Methods: A retrospective database analysis was conducted to develop trial-like cohorts (one per trial) using the 100% sample from Medicare FFS administrative claims data spanning 2016-2020. Inclusion/exclusion criteria from each RCT protocol included the presence of an MM diagnosis (based on an ICD-9-CM or ICD-10-CM diagnosis code for MM), ≥1 prior line of therapy (prior lenalidomide treatment required for the DREAMM-8 cohort), and other exclusion criteria related to renal, liver, and cardiovascular function. These criteria were used to identify patients in the Medicare FFS database who would be eligible for trial enrollment. Both RCT protocols restricted the overall study populations to ≤50% of patients with at least 2 prior lines of therapy (3L+). Accordingly, random sampling without replacement was applied across eligible Medicare patient lines of therapy to generate cohorts composed of 50% 2L RRMM patients and 50% 3L+ RRMM patients. Index date was the date the randomized line of therapy was initiated. Overall survival (OS) for each cohort was estimated using time from index date until death. Real-world progression-free survival (rwPFS) for each cohort was estimated as the time from index date until next treatment or death.

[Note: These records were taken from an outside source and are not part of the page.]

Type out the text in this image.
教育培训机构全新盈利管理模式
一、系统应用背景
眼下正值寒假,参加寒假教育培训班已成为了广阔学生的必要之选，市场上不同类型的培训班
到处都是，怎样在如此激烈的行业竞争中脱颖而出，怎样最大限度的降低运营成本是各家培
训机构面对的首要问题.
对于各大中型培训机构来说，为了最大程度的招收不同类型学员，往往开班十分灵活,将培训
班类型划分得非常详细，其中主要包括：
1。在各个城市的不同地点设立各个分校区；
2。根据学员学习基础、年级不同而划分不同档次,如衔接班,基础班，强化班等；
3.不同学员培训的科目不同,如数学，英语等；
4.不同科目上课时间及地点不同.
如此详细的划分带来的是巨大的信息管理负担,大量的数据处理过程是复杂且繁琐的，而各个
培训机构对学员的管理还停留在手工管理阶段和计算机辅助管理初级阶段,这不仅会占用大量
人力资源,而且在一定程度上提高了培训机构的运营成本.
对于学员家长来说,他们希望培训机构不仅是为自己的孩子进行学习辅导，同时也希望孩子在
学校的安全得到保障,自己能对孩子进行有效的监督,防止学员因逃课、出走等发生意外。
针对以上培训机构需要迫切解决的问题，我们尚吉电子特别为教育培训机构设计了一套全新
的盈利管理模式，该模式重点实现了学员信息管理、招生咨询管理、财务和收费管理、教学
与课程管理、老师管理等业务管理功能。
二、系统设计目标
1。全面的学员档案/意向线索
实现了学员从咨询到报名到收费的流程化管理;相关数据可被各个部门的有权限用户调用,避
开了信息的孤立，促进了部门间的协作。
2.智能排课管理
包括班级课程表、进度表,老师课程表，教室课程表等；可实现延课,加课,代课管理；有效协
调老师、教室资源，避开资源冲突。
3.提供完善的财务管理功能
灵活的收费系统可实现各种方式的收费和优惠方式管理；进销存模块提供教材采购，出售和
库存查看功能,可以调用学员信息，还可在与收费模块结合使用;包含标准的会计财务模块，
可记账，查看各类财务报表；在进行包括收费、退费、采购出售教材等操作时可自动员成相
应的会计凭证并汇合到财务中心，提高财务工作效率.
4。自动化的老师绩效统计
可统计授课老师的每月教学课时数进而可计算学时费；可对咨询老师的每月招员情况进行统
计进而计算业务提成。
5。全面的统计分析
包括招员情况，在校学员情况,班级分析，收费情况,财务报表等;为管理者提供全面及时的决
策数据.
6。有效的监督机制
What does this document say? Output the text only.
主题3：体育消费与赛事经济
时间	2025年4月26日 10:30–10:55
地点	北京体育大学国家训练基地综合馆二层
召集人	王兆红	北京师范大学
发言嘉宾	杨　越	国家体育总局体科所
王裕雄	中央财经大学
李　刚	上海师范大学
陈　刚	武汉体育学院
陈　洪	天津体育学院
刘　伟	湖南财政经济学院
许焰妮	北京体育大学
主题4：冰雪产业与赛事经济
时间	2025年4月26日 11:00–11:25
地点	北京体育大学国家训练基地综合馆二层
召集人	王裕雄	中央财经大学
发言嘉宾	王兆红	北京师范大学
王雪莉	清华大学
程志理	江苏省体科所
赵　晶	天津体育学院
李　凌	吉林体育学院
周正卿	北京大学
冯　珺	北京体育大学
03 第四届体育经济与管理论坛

Results: Overall, 1,911 and 1,280 patients met the DREAMM-7 and DREAMM-8 eligibility criteria, respectively. Following random sampling, the analysis cohorts were composed of 1,232 patients (DREAMM-7) and 1,066 patients (DREAMM-8). For the DREAMM-7 trial-like cohort, median rwPFS was 13.6 months and median OS was 29.6 months(Figure). The most commonly used regimens in this cohort were lenalidomide +/- steroids (21.3%), bortezomib +/- steroids (14.4%), and bortezomib + lenalidomide +/- steroids (8.9%). In the DREAMM-8 trial-like cohort, median rwPFS was 13.2 months and median OS was 30.8 months (Figure). In this cohort, the most common regimens were lenalidomide +/- steroids (21.1%), bortezomib +/- steroids (12.9%), and pomalidomide +/- steroids (8.3%). Over a third of patients in the DREAMM-8 trial-like cohort were retreated with lenalidomide.

Conclusions: Real-world outcomes of Medicare FFS patients with RRMM eligible for DREAMM-7 and DREAMM-8 were suboptimal: 57% and 56% died within 3 years of entry into their trial-like cohort, respectively, and median rwPFS was around 1 year for both cohorts. Lenalidomide +/- steroids and bortezomib +/- steroids were most commonly used in each cohort. Retreatment with lenalidomide was common in the DREAMM-8 trial-like cohort. These suboptimal outcomes and frequent retreatment demonstrate a substantial need for new effective treatment modalities to improve patient outcomes and provide further treatment choice in the 2L+ RRMM setting.

Funding: GSK (Study 209838). Drug linker technology licensed from Seagen Inc.; monoclonal antibody produced using POTELLIGENT Technology licensed from BioWa.